Although half the fun of reading comes from not knowing what will happen next, there’s something so comforting about a familiar story, particularly if it’s one you associate with a time when your problems were smaller. Over the past few years I have shamelessly reread the Chocolate Box Girls series multiple times (my copies are all signed, of course, as I was a very loyal fan and went to multiple meet-the-author events) and have listened to my audiobook of Mortal Engines over and over again. My taste in books has changed and refined over the years, but some stories have been a part of my life for so long I will never grow out of them.

Recently, I have been rereading A Series of Unfortunate Events, a collection that has consistently stayed in my top ten books ever since Year Two, when I first listened to the audiobooks on my brick of an iPod. All the way through junior school they provided a welcome relief from the patronising books that filled the classroom shelves (the names Anne Fine and Michael Morpurgo still make me shudder), even when I was too young to fully understand the wider plot that connects the books. I think that if a book can be interesting to a 6-year-old yet still be readable and enjoyable for an adult, it shows that great care has gone into its writing. Rereading the books now, I can fully appreciate just how well-written they are. They also read aloud very nicely.

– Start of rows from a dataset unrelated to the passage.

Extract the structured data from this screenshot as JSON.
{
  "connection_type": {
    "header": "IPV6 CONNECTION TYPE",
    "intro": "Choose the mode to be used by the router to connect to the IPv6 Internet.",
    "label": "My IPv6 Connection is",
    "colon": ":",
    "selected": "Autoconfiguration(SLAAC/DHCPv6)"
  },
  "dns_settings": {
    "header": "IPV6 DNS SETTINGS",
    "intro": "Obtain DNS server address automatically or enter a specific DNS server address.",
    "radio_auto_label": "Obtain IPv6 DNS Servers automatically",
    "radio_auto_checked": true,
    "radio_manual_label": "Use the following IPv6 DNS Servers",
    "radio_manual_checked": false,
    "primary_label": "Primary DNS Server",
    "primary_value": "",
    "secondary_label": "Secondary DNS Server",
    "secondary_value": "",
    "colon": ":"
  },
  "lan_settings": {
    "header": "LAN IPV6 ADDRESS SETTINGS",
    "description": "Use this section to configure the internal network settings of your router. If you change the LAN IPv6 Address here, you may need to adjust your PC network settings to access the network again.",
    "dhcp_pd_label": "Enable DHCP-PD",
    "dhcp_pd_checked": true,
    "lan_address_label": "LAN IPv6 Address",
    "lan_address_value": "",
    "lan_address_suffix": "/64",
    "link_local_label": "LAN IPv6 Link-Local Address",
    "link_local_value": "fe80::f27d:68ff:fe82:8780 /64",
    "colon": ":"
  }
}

If I ever have kids (and if I do they’ll probably be named Violet and Klaus- not Sunny though, because then you’re just guaranteeing that your child will be a pessimist) their bed-time stories will definitely feature the Baudelaire orphans.

Next time you’re feeling exhausted and want to read something unchallenging and familiar, I strongly urge you to dig out a childhood favourite of yours (unless you had really shit taste in books when you were younger, that is).